The results showed normal RBC count [4.7-6.1 (M), 4.2-5.4 (F)] in 73.5% individuals and elevated RBC count in 24.5% individuals. Normal and elevated Red cell count with significantly low MCV and MCH indicates that the individuals are Thalassemia minor.


Discussion
It has been surveyed that Beta Thalassemia minor is very common in Pakistan (Khosa et al., 2015). There are a number of different procedures available for the detection and confirmation of Thalassemia individuals (Nikam et al., 2012) but most of them are much expensive and are not available in every diagnostic laboratory. Keeping these problems in mind, we evaluated the accuracy of inexpensive methods by known patients. In this study for the detection of Thalassemia minor carriers, Osmotic fragility test was carried out firstly.

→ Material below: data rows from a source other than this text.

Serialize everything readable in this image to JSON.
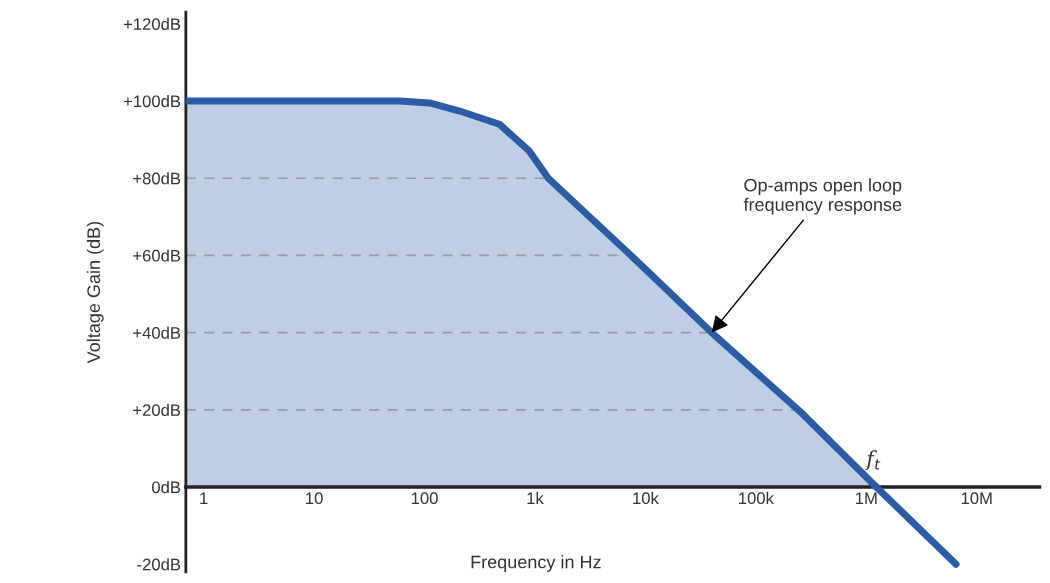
{
  "chart_data": {
    "type": "area",
    "xlabel": "Frequency in Hz",
    "ylabel": "Voltage Gain (dB)",
    "x": [
      0.69,
      1,
      10,
      60,
      111,
      208,
      476,
      890,
      1320,
      7400,
      39800,
      264000,
      1230000
    ],
    "series": [
      {
        "color": "#2b5ca6",
        "values": [
          100,
          100,
          100,
          100,
          99.5,
          97.4,
          94,
          87,
          80,
          60,
          40,
          19,
          0
        ]
      },
      {
        "type": "line",
        "color": "#2b5ca6",
        "x": [
          1230000,
          6500000
        ],
        "values": [
          0,
          -20
        ]
      }
    ],
    "log": "x",
    "xlim": [
      0.69,
      37000000
    ],
    "xticks": [
      1,
      10,
      100,
      {
        "value": 1000,
        "label": "1k"
      },
      {
        "value": 10000,
        "label": "10k"
      },
      {
        "value": 100000,
        "label": "100k"
      },
      {
        "value": 1000000,
        "label": "1M"
      },
      {
        "value": 10000000,
        "label": "10M"
      }
    ],
    "ylim": [
      -22,
      123
    ],
    "yticks": [
      {
        "value": 120,
        "label": "+120dB"
      },
      {
        "value": 100,
        "label": "+100dB"
      },
      {
        "value": 80,
        "label": "+80dB"
      },
      {
        "value": 60,
        "label": "+60dB"
      },
      {
        "value": 40,
        "label": "+40dB"
      },
      {
        "value": 20,
        "label": "+20dB"
      },
      {
        "value": 0,
        "label": "0dB"
      },
      {
        "value": -20,
        "label": "-20dB"
      }
    ],
    "ref_lines": [
      {
        "axis": "y",
        "value": 20,
        "color": "#9a9a9a",
        "line_style": "dashed"
      },
      {
        "axis": "y",
        "value": 40,
        "color": "#9a9a9a",
        "line_style": "dashed"
      },
      {
        "axis": "y",
        "value": 60,
        "color": "#9a9a9a",
        "line_style": "dashed"
      },
      {
        "axis": "y",
        "value": 80,
        "color": "#9a9a9a",
        "line_style": "dashed"
      }
    ],
    "annotations": [
      {
        "text": "Op-amps open loop\nfrequency response",
        "x": 39800,
        "y": 40
      },
      {
        "text": "f$_{t}$",
        "x": 1230000,
        "y": 0
      }
    ],
    "grid": false,
    "legend": false
  }
}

Turbidity appeared in all tubes which means all the individuals were Thalassemia minor. It was confirmed by the CBC test that the RCC range in these patients was normal (73.5% of the total samples) and elevated (24.5%). By these results, we can differentiate Thalassemia minor from other types of anemia. In a previous study in Egypt, El-Beshlawy et al. (2007) found sensitivity and specificity of one tube fragility test as 87% and 34.1% respectively. The MCV and MCH ranges were significantly lower in cases of Thalassemia minor. All patients in this study had MCV values between 56-75fl with a mean of 64.55fl and MCH values between 15-24pg with a mean of 19.60pg. The normal values for MCV and MCH are 80-99 fl and 27 to 31 pg/cell respectively. Hence elevated RCC, MCV < 80fl and MCH <27pg are outstanding diagnostic criterion along with positive NESTROFT test in detecting Thalassemia carriers. Yamsri et al. (2011) showed MCV less than 80 fl and MCH less than 27 pg in Thalassemia carriers. Hb electrophoresis facility is lacking at many places in Pakistan. Red cell indices obtained from electronic counters can be reliably used in diagnosing Thalassemia. CBC provided by a routine automated blood counter is a major contributor for large-scale screening and convenient detection of carriers. They are cheap and easily reachable by individuals who are not competent in hematology.
Conclusion
Poverty in Pakistan has limited the population to get treatments for many diseases whose tests and medications are much expensive and unaffordable. As the tests for detecting Thalassemia minor at molecular level are costly for a lower-class individual, cheap tests such as NESTROFT and CBC are recommended which give an idea whether the patient has Thalassemia minor or not. The main purpose of this study is to give awareness to our community about Thalassemia minor and its cheap diagnosis which can differentiate it from other types of anemia. Various awareness camps and seminars should be arranged.
Acknowledgement
The authors are highly thankful to Jinnah University for women, Karachi, for supporting in the accomplishment of this study without any inconvenience. The authors are also thankful to Asfa Ashraf, Lahore College for Women University, Lahore for her kind contribution to improve this article.
Conflict of Interest
The authors confirm that this article content has no conflict of interest.